Bloomin’ Mom: A Later Mom Shares – By Jackie Womack, Lansing, Michigan Chapter Head
I always thought I wanted to be a mom. In my early twenties, as many of my friends were taking on motherhood, I often thought to myself “maybe not”. I found the responsibility of children to be overwhelming and considered it a loss of my independence that I held near and dear. If I did choose to have children, I wanted to have a career and marriage as well.
My boyfriend and I dated for many, many years with no children. He often expressed a desire to have children (he had one from a previous relationship), but I was on the fence and often questioned myself as to why. We had no immediate plans for marriage, and for me, that was a “make-or-break” prior to having children. Not having a father in the home when I was growing up made it important to me that my children would be given a shot at a “normal” family life.
We finally decided to get married in 2007. After that I wanted to buy a house before children – so got a house. Then my husband gave me a, “are you ready now?” look. That’s when I realized it wasn’t that I didn’t want children, but I had fears. I’m sure they were fears that many face when deciding to have children. Will I be a good mom? Will I be able to provide for my children? Growing up in a single-parent, low-income household, I wanted to provide my children with the things I didn’t have. I never felt pressured to have children, but I knew I didn’t want to wait too many more years. After two years of marriage and with those fears pushed aside, I decided it was time to leap or step back from the ledge – so I took the leap.

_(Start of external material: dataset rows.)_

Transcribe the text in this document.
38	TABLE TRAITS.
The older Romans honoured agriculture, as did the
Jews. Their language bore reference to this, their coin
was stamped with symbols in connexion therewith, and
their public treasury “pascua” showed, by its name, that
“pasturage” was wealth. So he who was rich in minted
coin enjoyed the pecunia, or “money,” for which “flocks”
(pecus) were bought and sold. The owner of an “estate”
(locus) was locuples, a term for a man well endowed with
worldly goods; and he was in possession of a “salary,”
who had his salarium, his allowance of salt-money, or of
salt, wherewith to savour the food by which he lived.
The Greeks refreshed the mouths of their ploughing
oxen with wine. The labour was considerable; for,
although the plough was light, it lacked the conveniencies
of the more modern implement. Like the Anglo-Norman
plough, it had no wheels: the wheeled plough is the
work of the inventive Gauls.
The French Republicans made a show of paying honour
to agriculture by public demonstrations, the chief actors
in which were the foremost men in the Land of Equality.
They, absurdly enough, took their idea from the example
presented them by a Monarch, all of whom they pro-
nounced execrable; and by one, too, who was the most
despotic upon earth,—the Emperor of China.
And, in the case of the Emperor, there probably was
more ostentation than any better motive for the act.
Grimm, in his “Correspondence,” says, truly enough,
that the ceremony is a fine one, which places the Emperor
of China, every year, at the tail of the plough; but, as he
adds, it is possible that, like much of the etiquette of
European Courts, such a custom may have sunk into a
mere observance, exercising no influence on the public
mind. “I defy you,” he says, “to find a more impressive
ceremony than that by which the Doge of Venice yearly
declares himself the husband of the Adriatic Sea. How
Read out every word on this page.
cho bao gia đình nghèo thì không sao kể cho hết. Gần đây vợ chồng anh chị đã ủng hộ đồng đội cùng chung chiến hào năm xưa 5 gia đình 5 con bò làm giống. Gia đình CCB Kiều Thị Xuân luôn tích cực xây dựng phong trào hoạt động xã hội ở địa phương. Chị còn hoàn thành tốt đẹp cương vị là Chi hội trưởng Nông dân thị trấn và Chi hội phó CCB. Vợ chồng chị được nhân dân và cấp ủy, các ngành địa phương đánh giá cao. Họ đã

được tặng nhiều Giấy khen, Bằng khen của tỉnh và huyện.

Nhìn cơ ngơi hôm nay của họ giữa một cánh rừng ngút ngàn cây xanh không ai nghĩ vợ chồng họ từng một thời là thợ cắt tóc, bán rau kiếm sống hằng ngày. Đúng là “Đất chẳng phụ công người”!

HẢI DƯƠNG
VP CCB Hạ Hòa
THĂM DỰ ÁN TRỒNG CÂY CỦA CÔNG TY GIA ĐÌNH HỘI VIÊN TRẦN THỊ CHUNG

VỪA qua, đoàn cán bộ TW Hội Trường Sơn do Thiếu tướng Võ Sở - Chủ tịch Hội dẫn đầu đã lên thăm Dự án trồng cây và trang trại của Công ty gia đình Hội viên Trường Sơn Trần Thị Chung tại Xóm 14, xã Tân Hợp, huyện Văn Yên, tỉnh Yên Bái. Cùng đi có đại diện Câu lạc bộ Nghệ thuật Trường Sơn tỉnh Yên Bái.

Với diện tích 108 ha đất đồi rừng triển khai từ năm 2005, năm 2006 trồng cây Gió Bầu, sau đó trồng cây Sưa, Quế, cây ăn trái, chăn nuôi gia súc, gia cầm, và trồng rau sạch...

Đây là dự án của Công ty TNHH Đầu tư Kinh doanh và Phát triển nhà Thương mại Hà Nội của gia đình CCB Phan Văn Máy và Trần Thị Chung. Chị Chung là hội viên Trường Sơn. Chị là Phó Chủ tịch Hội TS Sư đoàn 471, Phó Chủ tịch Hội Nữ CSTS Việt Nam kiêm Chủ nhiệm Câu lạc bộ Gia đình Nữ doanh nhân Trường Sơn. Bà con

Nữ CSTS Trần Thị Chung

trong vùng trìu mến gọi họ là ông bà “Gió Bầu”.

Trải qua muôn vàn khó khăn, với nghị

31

I become pregnant in October of 2009 at the age of 36. The pregnancy was completely uneventful until I reached my 37th week and found out the baby was breech. Devastated, I called my husband crying on the phone at the thought of having a c-section. Although I knew that having a healthy baby was the most important thing, a c-section was my worst fear. Nonetheless, at the age of 37 in July of 2010, my beautiful baby boy was born – via scheduled c-section – healthy and strong. He is now 2 ½ -years-old and is the absolute joy of my life.

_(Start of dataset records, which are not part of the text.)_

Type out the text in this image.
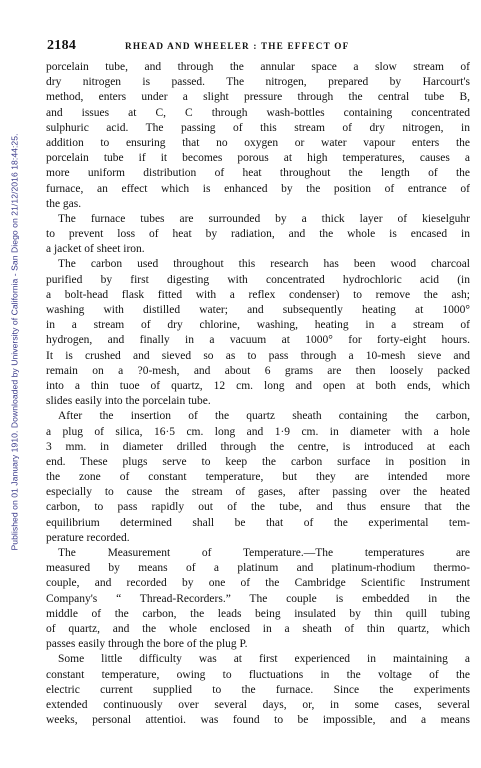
Published on 01 January 1910. Downloaded by University of California - San Diego on 21/12/2016 18:44:25.
2184	RHEAD AND WHEELER : THE EFFECT OF
porcelain tube, and through the annular space a slow stream of
dry nitrogen is passed. The nitrogen, prepared by Harcourt's
method, enters under a slight pressure through the central tube B,
and issues at C, C through wash-bottles containing concentrated
sulphuric acid. The passing of this stream of dry nitrogen, in
addition to ensuring that no oxygen or water vapour enters the
porcelain tube if it becomes porous at high temperatures, causes a
more uniform distribution of heat throughout the length of the
furnace, an effect which is enhanced by the position of entrance of
the gas.
The furnace tubes are surrounded by a thick layer of kieselguhr
to prevent loss of heat by radiation, and the whole is encased in
a jacket of sheet iron.
The carbon used throughout this research has been wood charcoal
purified by first digesting with concentrated hydrochloric acid (in
a bolt-head flask fitted with a reflex condenser) to remove the ash;
washing with distilled water; and subsequently heating at 1000°
in a stream of dry chlorine, washing, heating in a stream of
hydrogen, and finally in a vacuum at 1000° for forty-eight hours.
It is crushed and sieved so as to pass through a 10-mesh sieve and
remain on a ?0-mesh, and about 6 grams are then loosely packed
into a thin tuoe of quartz, 12 cm. long and open at both ends, which
slides easily into the porcelain tube.
After the insertion of the quartz sheath containing the carbon,
a plug of silica, 16·5 cm. long and 1·9 cm. in diameter with a hole
3 mm. in diameter drilled through the centre, is introduced at each
end. These plugs serve to keep the carbon surface in position in
the zone of constant temperature, but they are intended more
especially to cause the stream of gases, after passing over the heated
carbon, to pass rapidly out of the tube, and thus ensure that the
equilibrium determined shall be that of the experimental tem-
perature recorded.
The Measurement of Temperature.—The temperatures are
measured by means of a platinum and platinum-rhodium thermo-
couple, and recorded by one of the Cambridge Scientific Instrument
Company's “ Thread-Recorders.” The couple is embedded in the
middle of the carbon, the leads being insulated by thin quill tubing
of quartz, and the whole enclosed in a sheath of thin quartz, which
passes easily through the bore of the plug P.
Some little difficulty was at first experienced in maintaining a
constant temperature, owing to fluctuations in the voltage of the
electric current supplied to the furnace. Since the experiments
extended continuously over several days, or, in some cases, several
weeks, personal attentioi. was found to be impossible, and a means
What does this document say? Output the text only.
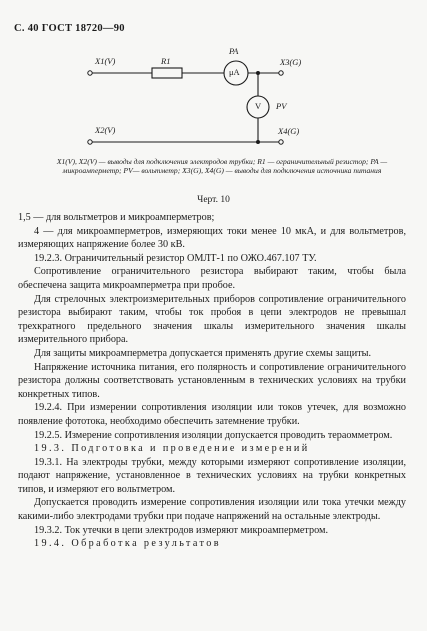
С. 40 ГОСТ 18720—90
X1(V)	R1
PA
μA
X3(G)
V PV
X2(V)	X4(G)
X1(V), X2(V) — выводы для подключения электродов трубки; R1 — ограничительный резистор; PA — микроамперметр; PV— вольтметр; X3(G), X4(G) — выводы для подключения источника питания
Черт. 10

1,5 — для вольтметров и микроамперметров;

4 — для микроамперметров, измеряющих токи менее 10 мкА, и для вольтметров, измеряющих напряжение более 30 кВ.

19.2.3. Ограничительный резистор ОМЛТ-1 по ОЖО.467.107 ТУ.

Сопротивление ограничительного резистора выбирают таким, чтобы была обеспечена защита микроамперметра при пробое.

Для стрелочных электроизмерительных приборов сопротивление ограничительного резистора выбирают таким, чтобы ток пробоя в цепи электродов не превышал трехкратного предельного значения шкалы измерительного значения шкалы измерительного прибора.

Для защиты микроамперметра допускается применять другие схемы защиты.

Напряжение источника питания, его полярность и сопротивление ограничительного резистора должны соответствовать установленным в технических условиях на трубки конкретных типов.

19.2.4. При измерении сопротивления изоляции или токов утечек, для возможно появление фототока, необходимо обеспечить затемнение трубки.

19.2.5. Измерение сопротивления изоляции допускается проводить тераомметром.

19.3. Подготовка и проведение измерений

19.3.1. На электроды трубки, между которыми измеряют сопротивление изоляции, подают напряжение, установленное в технических условиях на трубки конкретных типов, и измеряют его вольтметром.

Допускается проводить измерение сопротивления изоляции или тока утечки между какими-либо электродами трубки при подаче напряжений на остальные электроды.

19.3.2. Ток утечки в цепи электродов измеряют микроамперметром.

19.4. Обработка результатов
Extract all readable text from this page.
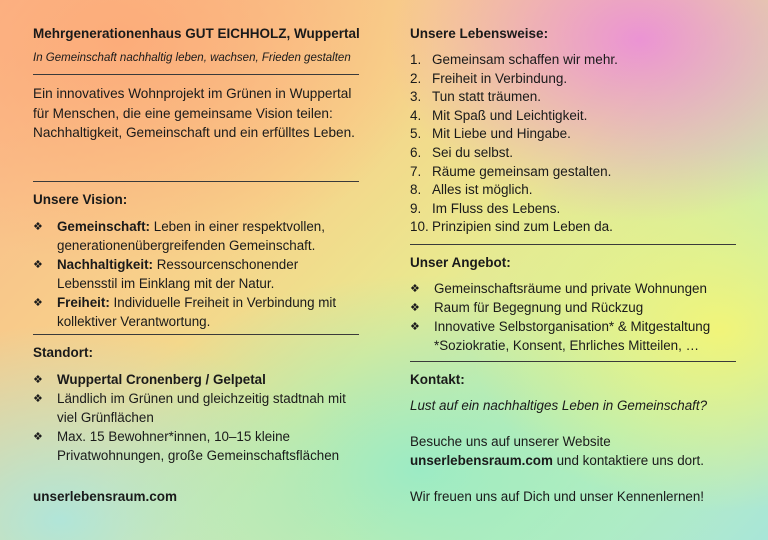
Mehrgenerationenhaus GUT EICHHOLZ, Wuppertal
In Gemeinschaft nachhaltig leben, wachsen, Frieden gestalten
Ein innovatives Wohnprojekt im Grünen in Wuppertal für Menschen, die eine gemeinsame Vision teilen: Nachhaltigkeit, Gemeinschaft und ein erfülltes Leben.
Unsere Vision:
❖ Gemeinschaft: Leben in einer respektvollen, generationenübergreifenden Gemeinschaft.
❖ Nachhaltigkeit: Ressourcenschonender Lebensstil im Einklang mit der Natur.
❖ Freiheit: Individuelle Freiheit in Verbindung mit kollektiver Verantwortung.
Standort:
❖ Wuppertal Cronenberg / Gelpetal
❖ Ländlich im Grünen und gleichzeitig stadtnah mit viel Grünflächen
❖ Max. 15 Bewohner*innen, 10–15 kleine Privatwohnungen, große Gemeinschaftsflächen
unserlebensraum.com
Unsere Lebensweise:
1. Gemeinsam schaffen wir mehr.
2. Freiheit in Verbindung.
3. Tun statt träumen.
4. Mit Spaß und Leichtigkeit.
5. Mit Liebe und Hingabe.
6. Sei du selbst.
7. Räume gemeinsam gestalten.
8. Alles ist möglich.
9. Im Fluss des Lebens.
10. Prinzipien sind zum Leben da.
Unser Angebot:
❖ Gemeinschaftsräume und private Wohnungen
❖ Raum für Begegnung und Rückzug
❖ Innovative Selbstorganisation* & Mitgestaltung *Soziokratie, Konsent, Ehrliches Mitteilen, …
Kontakt:
Lust auf ein nachhaltiges Leben in Gemeinschaft?
Besuche uns auf unserer Website
unserlebensraum.com und kontaktiere uns dort.
Wir freuen uns auf Dich und unser Kennenlernen!
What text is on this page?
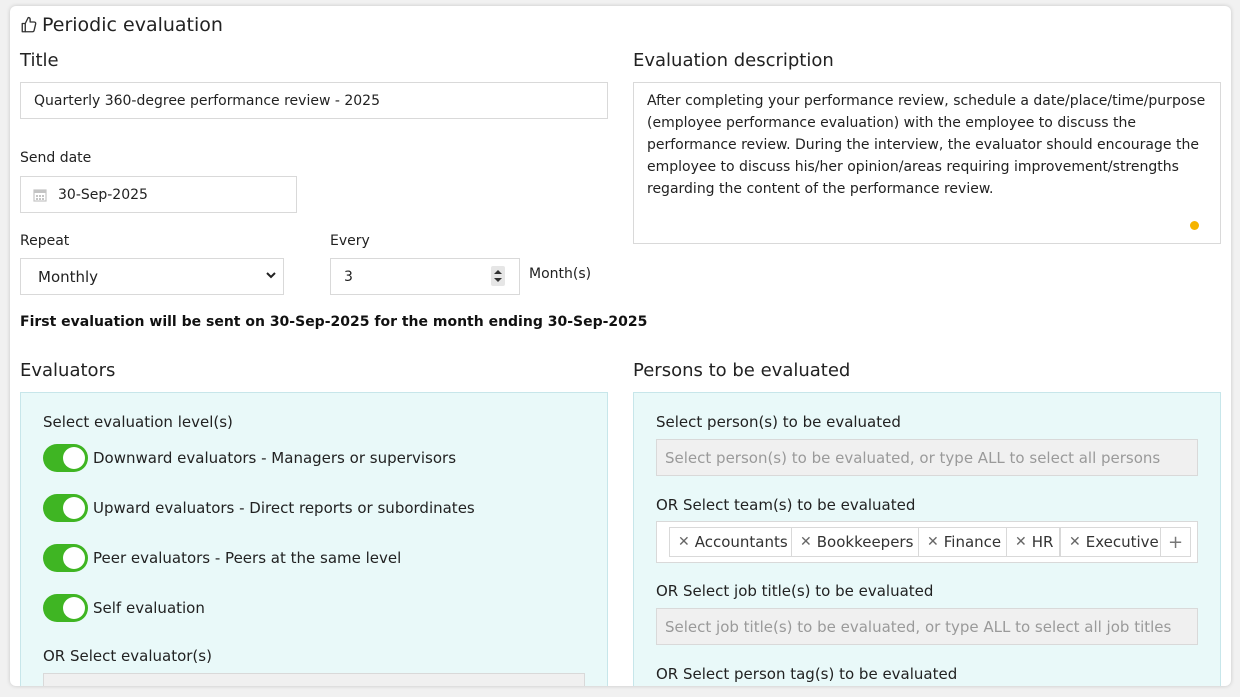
Periodic evaluation
Title
Quarterly 360-degree performance review - 2025
Send date
30-Sep-2025
Repeat
Monthly
Every
3	Month(s)
First evaluation will be sent on 30-Sep-2025 for the month ending 30-Sep-2025
Evaluation description
After completing your performance review, schedule a date/place/time/purpose (employee performance evaluation) with the employee to discuss the performance review. During the interview, the evaluator should encourage the employee to discuss his/her opinion/areas requiring improvement/strengths regarding the content of the performance review.
Evaluators
Select evaluation level(s)
Downward evaluators - Managers or supervisors
Upward evaluators - Direct reports or subordinates
Peer evaluators - Peers at the same level
Self evaluation
OR Select evaluator(s)
Persons to be evaluated
Select person(s) to be evaluated
Select person(s) to be evaluated, or type ALL to select all persons
OR Select team(s) to be evaluated
✕ Accountants ✕ Bookkeepers ✕ Finance ✕ HR ✕ Executive +
OR Select job title(s) to be evaluated
Select job title(s) to be evaluated, or type ALL to select all job titles
OR Select person tag(s) to be evaluated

I am the last of my immediate friends to have children. While some of them have kids who moved out of the house and are in college, I am still in diaper-changing mode. I now know that this is the way my life was meant to be.
Although I find being a mother of “advanced maternal age” enjoyable, it comes with its set of challenges socially. It is hard to find other parents my age with children the age of my son to socialize with and share stories of motherhood we can all relate to. Of course, I can talk to my friends about my son, but all they have to say is “yeah, I remember that” or “whew, glad that’s over for me”. So I began my search on the Internet to find social groups in my area.

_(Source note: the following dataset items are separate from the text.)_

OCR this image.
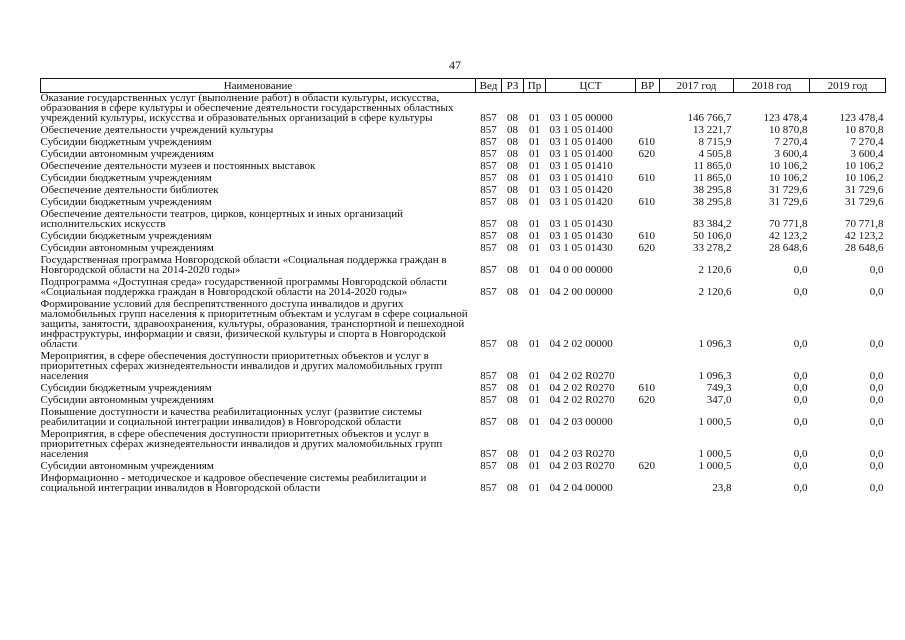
47
Наименование	Вед	РЗ	Пр	ЦСТ	ВР	2017 год	2018 год	2019 год
Оказание государственных услуг (выполнение работ) в области культуры, искусства, образования в сфере культуры и обеспечение деятельности государственных областных учреждений культуры, искусства и образовательных организаций в сфере культуры	857	08	01	03 1 05 00000		146 766,7	123 478,4	123 478,4
Обеспечение деятельности учреждений культуры	857	08	01	03 1 05 01400		13 221,7	10 870,8	10 870,8
Субсидии бюджетным учреждениям	857	08	01	03 1 05 01400	610	8 715,9	7 270,4	7 270,4
Субсидии автономным учреждениям	857	08	01	03 1 05 01400	620	4 505,8	3 600,4	3 600,4
Обеспечение деятельности музеев и постоянных выставок	857	08	01	03 1 05 01410		11 865,0	10 106,2	10 106,2
Субсидии бюджетным учреждениям	857	08	01	03 1 05 01410	610	11 865,0	10 106,2	10 106,2
Обеспечение деятельности библиотек	857	08	01	03 1 05 01420		38 295,8	31 729,6	31 729,6
Субсидии бюджетным учреждениям	857	08	01	03 1 05 01420	610	38 295,8	31 729,6	31 729,6
Обеспечение деятельности театров, цирков, концертных и иных организаций исполнительских искусств	857	08	01	03 1 05 01430		83 384,2	70 771,8	70 771,8
Субсидии бюджетным учреждениям	857	08	01	03 1 05 01430	610	50 106,0	42 123,2	42 123,2
Субсидии автономным учреждениям	857	08	01	03 1 05 01430	620	33 278,2	28 648,6	28 648,6
Государственная программа Новгородской области «Социальная поддержка граждан в Новгородской области на 2014-2020 годы»	857	08	01	04 0 00 00000		2 120,6	0,0	0,0
Подпрограмма «Доступная среда» государственной программы Новгородской области «Социальная поддержка граждан в Новгородской области на 2014-2020 годы»	857	08	01	04 2 00 00000		2 120,6	0,0	0,0
Формирование условий для беспрепятственного доступа инвалидов и других маломобильных групп населения к приоритетным объектам и услугам в сфере социальной защиты, занятости, здравоохранения, культуры, образования, транспортной и пешеходной инфраструктуры, информации и связи, физической культуры и спорта в Новгородской области	857	08	01	04 2 02 00000		1 096,3	0,0	0,0
Мероприятия, в сфере обеспечения доступности приоритетных объектов и услуг в приоритетных сферах жизнедеятельности инвалидов и других маломобильных групп населения	857	08	01	04 2 02 R0270		1 096,3	0,0	0,0
Субсидии бюджетным учреждениям	857	08	01	04 2 02 R0270	610	749,3	0,0	0,0
Субсидии автономным учреждениям	857	08	01	04 2 02 R0270	620	347,0	0,0	0,0
Повышение доступности и качества реабилитационных услуг (развитие системы реабилитации и социальной интеграции инвалидов) в Новгородской области	857	08	01	04 2 03 00000		1 000,5	0,0	0,0
Мероприятия, в сфере обеспечения доступности приоритетных объектов и услуг в приоритетных сферах жизнедеятельности инвалидов и других маломобильных групп населения	857	08	01	04 2 03 R0270		1 000,5	0,0	0,0
Субсидии автономным учреждениям	857	08	01	04 2 03 R0270	620	1 000,5	0,0	0,0
Информационно - методическое и кадровое обеспечение системы реабилитации и социальной интеграции инвалидов в Новгородской области	857	08	01	04 2 04 00000		23,8	0,0	0,0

Unfortunately, the ones I did find were mostly stay-at-home-moms who got together during a time I was not available and were at least 10 years plus younger than me. Then I discovered Motherhood Later…Than Sooner on the web, and knew it is what I’ve been looking for – but there were no chapters in my area. Then I thought “I could just start one. Nah, I don’t have time”. But I was really interested in meeting other moms, dads, and families the same age as my family so I figured, why not? So here I am! I hope you’ll join me!
Jackie Womack is a 40-year-old wife, mother and career woman. She lives in Lansing, Michigan where she was born and raised. She has worked in the information technology field for the 11 years. She has a bachelor’s degree in Technical Management and is currently working towards career development in project management. Her 2 ½-yea- old son, Xavier, is her heart’s joy. She and her husband of six years are now planning for baby #2.